International Network of Women Engineers and Scientists (INWES) is a current network for women professionals, which was founded in 2002 with the intention to support women and girls in engineering and science across the world. The current (2020-2023) President is Jung Sun Kim, from Dongseo University, South Korea.

According to their mission statement, the network seeks to encourage the education and retention of professional women in these fields through international collaboration. The founding of the network received support from UNESCO. Founding members include Canadian engineers Claire Deschênes, Monique Frize and Gail Mattson, current Immediate Past President of INWES and past president of SWE, Society of Women Engineers, USA. The network currently has over 60 countries involved, including the Association of Korean Women Scientists and Engineers, Women's Engineering Society (UK), the German Association of Women Engineers (DIB), the Society of Taiwan Women in Science and Technology (TWiST) and African Women in Science and Engineering (AWSE).
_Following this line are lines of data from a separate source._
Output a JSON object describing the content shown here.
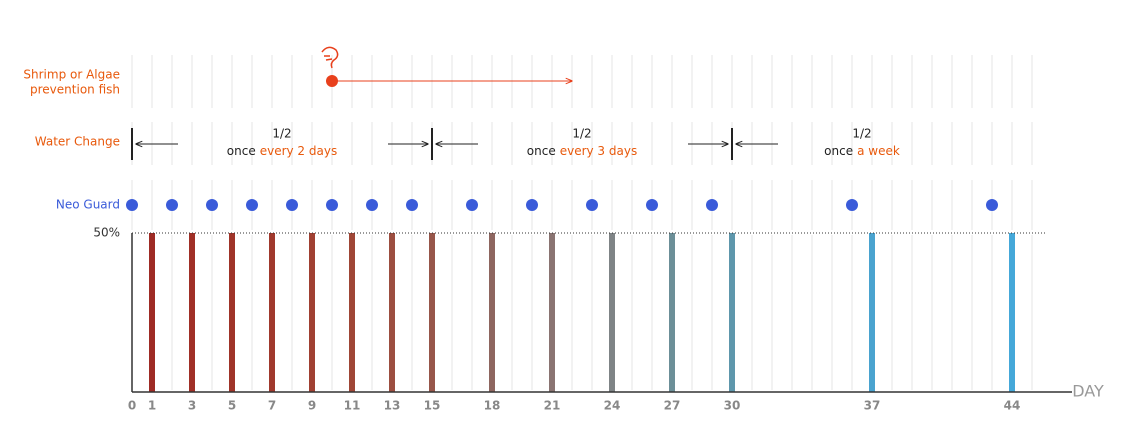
{
  "chart_data": {
    "type": "bar",
    "x": [
      1,
      3,
      5,
      7,
      9,
      11,
      13,
      15,
      18,
      21,
      24,
      27,
      30,
      37,
      44
    ],
    "values": [
      50,
      50,
      50,
      50,
      50,
      50,
      50,
      50,
      50,
      50,
      50,
      50,
      50,
      50,
      50
    ],
    "colors": [
      "#9e2b25",
      "#a02f27",
      "#9f3429",
      "#a0392d",
      "#a04032",
      "#9f4636",
      "#9c4e40",
      "#97564a",
      "#8e6660",
      "#8a7472",
      "#7f8486",
      "#6c8f98",
      "#5e97ac",
      "#4aa3cf",
      "#45a8d9"
    ],
    "xlim": [
      0,
      46
    ],
    "xticks": [
      0,
      1,
      3,
      5,
      7,
      9,
      11,
      13,
      15,
      18,
      21,
      24,
      27,
      30,
      37,
      44
    ],
    "x_label": "DAY",
    "ylim": [
      0,
      50
    ],
    "yticks": [
      {
        "value": 50,
        "label": "50%"
      }
    ],
    "grid": true,
    "shrimp": {
      "label": [
        "Shrimp or Algae",
        "prevention fish"
      ],
      "start": 10,
      "end": 22,
      "color": "#e8401c"
    },
    "water_change": {
      "label": "Water Change",
      "boundaries": [
        0,
        15,
        30
      ],
      "segments": [
        {
          "ratio": "1/2",
          "text": "once",
          "highlight": "every 2 days"
        },
        {
          "ratio": "1/2",
          "text": "once",
          "highlight": "every 3 days"
        },
        {
          "ratio": "1/2",
          "text": "once",
          "highlight": "a week"
        }
      ]
    },
    "neo_guard": {
      "label": "Neo Guard",
      "days": [
        0,
        2,
        4,
        6,
        8,
        10,
        12,
        14,
        17,
        20,
        23,
        26,
        29,
        36,
        43
      ],
      "color": "#3a5bd9"
    }
  }
}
Management of the International Conference of Women Engineers and Scientists 
The network took over the management of the International Conference of Women Engineers and Scientists (ICWES), which first took place in 1964 in New York and has met every 3–4 years since then. ICWES serves as a meeting point for women practitioners in science and engineering from across the world. Since INWES took over the management of the conference, it has taken place in Ottawa, Canada (2002); Seoul, Korea (2005); Lille, France (2008); Adelaide, Australia (2011); Los Angeles, USA (2014); and New Delhi, India (2017). ICWES 18 will take place in Coventry, UK, in 2021.

INWES archives 
The archives of INWES are held in the University of Ottawa Archives and Special Collections.

Education and Research  Institute 

The Education and Research  Institute (INWES-ERI) is an initiative of INWES.